The path is the same, but the methods of getting there are different.  Remember, we can’t shift them directly from thinking about the email they need to send to your presentation on visitor management – this doesn’t work.  We need middleware – a transition topic that takes their minds off of that email.  Once they’re focused on the transition topic, we then shift them to our meeting.  One person is hard enough, but a room full of people?  Believe it or not, it’s easier with a group. 

I speak in front of audiences for a fee about 20 times a year.  Since I’m getting paid, I better deliver.  In every session, one of my goals is to get the audience engaged right away.  It’s much easier with 500 people than it is with 10.  The energy level of a larger group feeds off itself and the 500 people help me energize each other.  My jokes are much funnier, my stories much more inspiring, and I even think my IQ raises a few points … all because of the larger audiences feed off of each other.  It’s the same concept in a sales meeting.

When you have more than three people in your sales meeting, utilize their number to help you shift their attention to your meeting (if you have three or less, just use the techniques discussed earlier this week).  Remember, each of them is thinking more about their meeting at 3:30 with their boss than they are thinking about your visitor management system.  In order to shift the attention of the group, start your presentation with a riddle or group contest.  I know it sounds crazy, but it works. 

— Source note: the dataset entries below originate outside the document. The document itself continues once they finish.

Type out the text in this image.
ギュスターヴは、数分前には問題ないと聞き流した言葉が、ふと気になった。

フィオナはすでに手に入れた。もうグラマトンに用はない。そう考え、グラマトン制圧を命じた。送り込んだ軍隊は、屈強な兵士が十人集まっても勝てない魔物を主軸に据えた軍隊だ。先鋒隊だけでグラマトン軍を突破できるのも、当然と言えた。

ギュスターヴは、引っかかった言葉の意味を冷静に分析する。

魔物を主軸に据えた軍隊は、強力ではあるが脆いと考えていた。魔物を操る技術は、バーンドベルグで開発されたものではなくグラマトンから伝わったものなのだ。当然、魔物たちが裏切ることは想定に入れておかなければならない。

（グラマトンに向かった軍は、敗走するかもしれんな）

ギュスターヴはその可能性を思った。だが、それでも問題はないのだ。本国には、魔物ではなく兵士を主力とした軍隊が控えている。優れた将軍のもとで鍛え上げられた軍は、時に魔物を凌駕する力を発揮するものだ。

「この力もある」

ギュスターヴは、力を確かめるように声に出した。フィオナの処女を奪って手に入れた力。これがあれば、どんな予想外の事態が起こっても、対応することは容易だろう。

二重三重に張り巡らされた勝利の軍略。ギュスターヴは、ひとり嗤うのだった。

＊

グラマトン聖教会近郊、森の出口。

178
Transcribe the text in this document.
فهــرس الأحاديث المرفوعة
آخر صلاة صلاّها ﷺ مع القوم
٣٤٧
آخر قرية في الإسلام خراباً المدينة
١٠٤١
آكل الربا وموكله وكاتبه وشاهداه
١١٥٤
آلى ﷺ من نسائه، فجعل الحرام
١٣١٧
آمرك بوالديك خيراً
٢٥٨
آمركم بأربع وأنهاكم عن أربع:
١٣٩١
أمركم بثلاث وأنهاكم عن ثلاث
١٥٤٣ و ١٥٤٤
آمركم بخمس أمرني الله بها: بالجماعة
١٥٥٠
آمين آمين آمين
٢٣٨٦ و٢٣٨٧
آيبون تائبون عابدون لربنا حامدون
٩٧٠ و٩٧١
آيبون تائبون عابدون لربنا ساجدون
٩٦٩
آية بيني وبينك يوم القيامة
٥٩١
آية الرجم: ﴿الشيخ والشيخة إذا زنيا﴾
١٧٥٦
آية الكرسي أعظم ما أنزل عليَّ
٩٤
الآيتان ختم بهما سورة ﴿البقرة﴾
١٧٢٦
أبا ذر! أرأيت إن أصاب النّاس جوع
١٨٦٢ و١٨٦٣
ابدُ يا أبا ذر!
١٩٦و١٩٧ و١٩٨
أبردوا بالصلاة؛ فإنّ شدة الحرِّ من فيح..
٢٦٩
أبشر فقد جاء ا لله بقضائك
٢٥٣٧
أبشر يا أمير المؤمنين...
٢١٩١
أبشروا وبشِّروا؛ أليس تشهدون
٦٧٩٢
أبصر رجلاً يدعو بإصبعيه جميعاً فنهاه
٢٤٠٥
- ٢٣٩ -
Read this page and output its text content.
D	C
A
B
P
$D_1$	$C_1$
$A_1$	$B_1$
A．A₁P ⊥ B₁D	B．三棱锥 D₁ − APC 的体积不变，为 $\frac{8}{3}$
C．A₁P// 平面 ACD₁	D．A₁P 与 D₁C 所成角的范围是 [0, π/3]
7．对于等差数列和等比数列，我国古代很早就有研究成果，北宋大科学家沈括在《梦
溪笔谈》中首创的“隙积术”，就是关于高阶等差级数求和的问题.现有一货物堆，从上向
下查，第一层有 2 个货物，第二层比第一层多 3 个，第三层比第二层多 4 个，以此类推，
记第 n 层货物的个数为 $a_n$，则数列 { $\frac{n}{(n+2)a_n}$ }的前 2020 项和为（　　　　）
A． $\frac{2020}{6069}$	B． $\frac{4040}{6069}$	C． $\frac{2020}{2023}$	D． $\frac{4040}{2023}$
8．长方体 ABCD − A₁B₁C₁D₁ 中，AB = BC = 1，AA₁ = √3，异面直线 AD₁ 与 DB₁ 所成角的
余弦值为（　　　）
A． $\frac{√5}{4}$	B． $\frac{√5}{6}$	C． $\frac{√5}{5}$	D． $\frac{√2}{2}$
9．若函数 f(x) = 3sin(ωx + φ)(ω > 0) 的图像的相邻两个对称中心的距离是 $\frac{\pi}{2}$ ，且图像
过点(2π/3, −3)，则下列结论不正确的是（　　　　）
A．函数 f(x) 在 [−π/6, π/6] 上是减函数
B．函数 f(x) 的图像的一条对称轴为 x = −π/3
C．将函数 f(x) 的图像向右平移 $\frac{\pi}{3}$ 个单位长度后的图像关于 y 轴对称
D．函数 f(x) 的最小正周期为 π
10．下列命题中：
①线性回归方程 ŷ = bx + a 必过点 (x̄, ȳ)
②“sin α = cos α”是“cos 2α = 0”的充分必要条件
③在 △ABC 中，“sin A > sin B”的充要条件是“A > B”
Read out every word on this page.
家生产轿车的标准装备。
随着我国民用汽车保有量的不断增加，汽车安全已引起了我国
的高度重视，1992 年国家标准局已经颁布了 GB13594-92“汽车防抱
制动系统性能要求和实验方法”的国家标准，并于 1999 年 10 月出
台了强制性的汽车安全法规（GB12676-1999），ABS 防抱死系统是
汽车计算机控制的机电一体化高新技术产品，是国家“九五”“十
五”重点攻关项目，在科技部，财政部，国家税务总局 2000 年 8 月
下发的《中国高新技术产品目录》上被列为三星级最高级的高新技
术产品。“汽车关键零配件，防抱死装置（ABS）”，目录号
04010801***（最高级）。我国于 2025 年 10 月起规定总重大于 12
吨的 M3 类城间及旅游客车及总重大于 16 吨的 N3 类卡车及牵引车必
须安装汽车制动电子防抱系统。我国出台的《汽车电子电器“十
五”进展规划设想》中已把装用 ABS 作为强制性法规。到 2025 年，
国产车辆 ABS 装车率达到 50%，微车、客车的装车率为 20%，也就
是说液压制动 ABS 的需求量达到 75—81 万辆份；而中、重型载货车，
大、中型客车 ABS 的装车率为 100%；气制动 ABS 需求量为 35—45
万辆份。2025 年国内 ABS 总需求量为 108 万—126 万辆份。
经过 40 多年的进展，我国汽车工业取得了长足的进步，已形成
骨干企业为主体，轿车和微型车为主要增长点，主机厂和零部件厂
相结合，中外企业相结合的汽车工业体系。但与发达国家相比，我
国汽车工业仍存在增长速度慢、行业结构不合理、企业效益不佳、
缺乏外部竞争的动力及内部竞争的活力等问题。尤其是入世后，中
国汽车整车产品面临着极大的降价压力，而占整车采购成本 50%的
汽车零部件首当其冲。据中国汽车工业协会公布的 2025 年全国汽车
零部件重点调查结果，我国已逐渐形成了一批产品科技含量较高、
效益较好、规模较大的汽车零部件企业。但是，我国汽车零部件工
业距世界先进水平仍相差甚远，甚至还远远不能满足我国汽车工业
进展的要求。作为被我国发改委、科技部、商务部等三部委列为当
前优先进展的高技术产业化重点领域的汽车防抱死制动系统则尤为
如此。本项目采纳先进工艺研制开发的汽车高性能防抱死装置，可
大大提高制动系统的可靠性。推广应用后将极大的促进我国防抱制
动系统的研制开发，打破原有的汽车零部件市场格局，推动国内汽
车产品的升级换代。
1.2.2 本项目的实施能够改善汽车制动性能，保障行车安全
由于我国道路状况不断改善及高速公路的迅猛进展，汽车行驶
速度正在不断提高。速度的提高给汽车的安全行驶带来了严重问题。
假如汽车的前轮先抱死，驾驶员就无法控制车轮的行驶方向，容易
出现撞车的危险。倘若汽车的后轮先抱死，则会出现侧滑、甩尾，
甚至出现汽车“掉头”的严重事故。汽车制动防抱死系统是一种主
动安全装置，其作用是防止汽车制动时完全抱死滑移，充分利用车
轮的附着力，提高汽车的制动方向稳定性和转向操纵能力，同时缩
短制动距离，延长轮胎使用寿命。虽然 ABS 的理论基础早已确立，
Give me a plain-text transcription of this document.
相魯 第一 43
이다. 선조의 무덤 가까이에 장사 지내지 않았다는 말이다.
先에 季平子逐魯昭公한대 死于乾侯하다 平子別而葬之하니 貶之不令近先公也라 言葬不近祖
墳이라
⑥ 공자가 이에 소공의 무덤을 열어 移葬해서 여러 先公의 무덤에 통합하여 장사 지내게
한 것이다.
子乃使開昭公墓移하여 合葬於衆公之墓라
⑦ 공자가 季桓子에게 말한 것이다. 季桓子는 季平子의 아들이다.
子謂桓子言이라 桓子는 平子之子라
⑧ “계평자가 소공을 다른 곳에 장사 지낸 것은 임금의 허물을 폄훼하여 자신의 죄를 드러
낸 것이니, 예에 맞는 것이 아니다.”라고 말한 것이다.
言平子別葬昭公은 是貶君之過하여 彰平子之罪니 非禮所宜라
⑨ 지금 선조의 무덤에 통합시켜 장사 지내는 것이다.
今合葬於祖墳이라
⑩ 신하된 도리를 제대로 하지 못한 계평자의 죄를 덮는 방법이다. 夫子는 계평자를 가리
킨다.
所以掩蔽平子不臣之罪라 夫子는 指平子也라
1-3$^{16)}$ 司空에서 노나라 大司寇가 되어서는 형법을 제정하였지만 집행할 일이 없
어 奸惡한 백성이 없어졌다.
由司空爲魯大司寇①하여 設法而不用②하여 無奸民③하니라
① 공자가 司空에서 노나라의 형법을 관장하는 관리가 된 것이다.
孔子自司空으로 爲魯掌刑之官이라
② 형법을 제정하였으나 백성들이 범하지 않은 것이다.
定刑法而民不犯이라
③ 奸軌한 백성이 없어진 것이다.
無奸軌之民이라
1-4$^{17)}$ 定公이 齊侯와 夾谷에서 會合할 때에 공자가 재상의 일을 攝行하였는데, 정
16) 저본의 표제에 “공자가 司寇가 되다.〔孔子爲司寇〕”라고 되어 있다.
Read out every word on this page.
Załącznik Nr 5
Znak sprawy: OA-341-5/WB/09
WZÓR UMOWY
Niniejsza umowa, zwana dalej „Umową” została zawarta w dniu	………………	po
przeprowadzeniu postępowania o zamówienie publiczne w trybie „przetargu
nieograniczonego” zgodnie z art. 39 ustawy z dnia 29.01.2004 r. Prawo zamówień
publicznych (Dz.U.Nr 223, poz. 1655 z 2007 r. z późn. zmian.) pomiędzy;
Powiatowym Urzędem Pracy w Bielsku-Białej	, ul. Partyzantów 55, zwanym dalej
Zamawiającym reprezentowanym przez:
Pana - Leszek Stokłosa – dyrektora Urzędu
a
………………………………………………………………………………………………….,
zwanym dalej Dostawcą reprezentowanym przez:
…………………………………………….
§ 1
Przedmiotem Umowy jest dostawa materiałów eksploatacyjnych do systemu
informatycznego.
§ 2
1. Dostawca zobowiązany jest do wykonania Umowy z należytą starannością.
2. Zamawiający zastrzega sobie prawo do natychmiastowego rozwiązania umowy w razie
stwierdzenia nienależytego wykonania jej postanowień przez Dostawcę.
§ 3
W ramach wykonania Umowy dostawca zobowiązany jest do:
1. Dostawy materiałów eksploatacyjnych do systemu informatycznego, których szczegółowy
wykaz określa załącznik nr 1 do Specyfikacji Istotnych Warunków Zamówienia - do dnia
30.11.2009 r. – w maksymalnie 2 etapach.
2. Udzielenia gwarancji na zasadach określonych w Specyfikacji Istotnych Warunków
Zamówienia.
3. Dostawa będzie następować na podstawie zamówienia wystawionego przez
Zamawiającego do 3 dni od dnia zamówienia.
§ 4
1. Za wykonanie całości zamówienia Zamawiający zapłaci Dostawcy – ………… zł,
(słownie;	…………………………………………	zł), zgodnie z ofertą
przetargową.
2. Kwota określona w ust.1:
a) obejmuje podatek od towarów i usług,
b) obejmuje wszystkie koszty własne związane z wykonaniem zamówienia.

What kind of riddle or contest?  That depends on your topic, personality, audience, setting, etc.  However, if you perform an online search for “icebreaker exercises” or “business brain teasers”, you’ll find many sources.  After doing this once or twice, you’ll have your basic opening for all presentations nailed, and you’ll be able to modify for each type of setting.  Don’t worry as much about relevance as the exercise.  You want them to think analytically – forcing them to figure out a problem and taking total focus away from their “emergencies” to the exercise.  After the exercise is over, it’ll be an easy transition to bring their attention to you.

 

Seriously, try it.  Your customers will appreciate the break, and you’ll gain a much more engaged audience.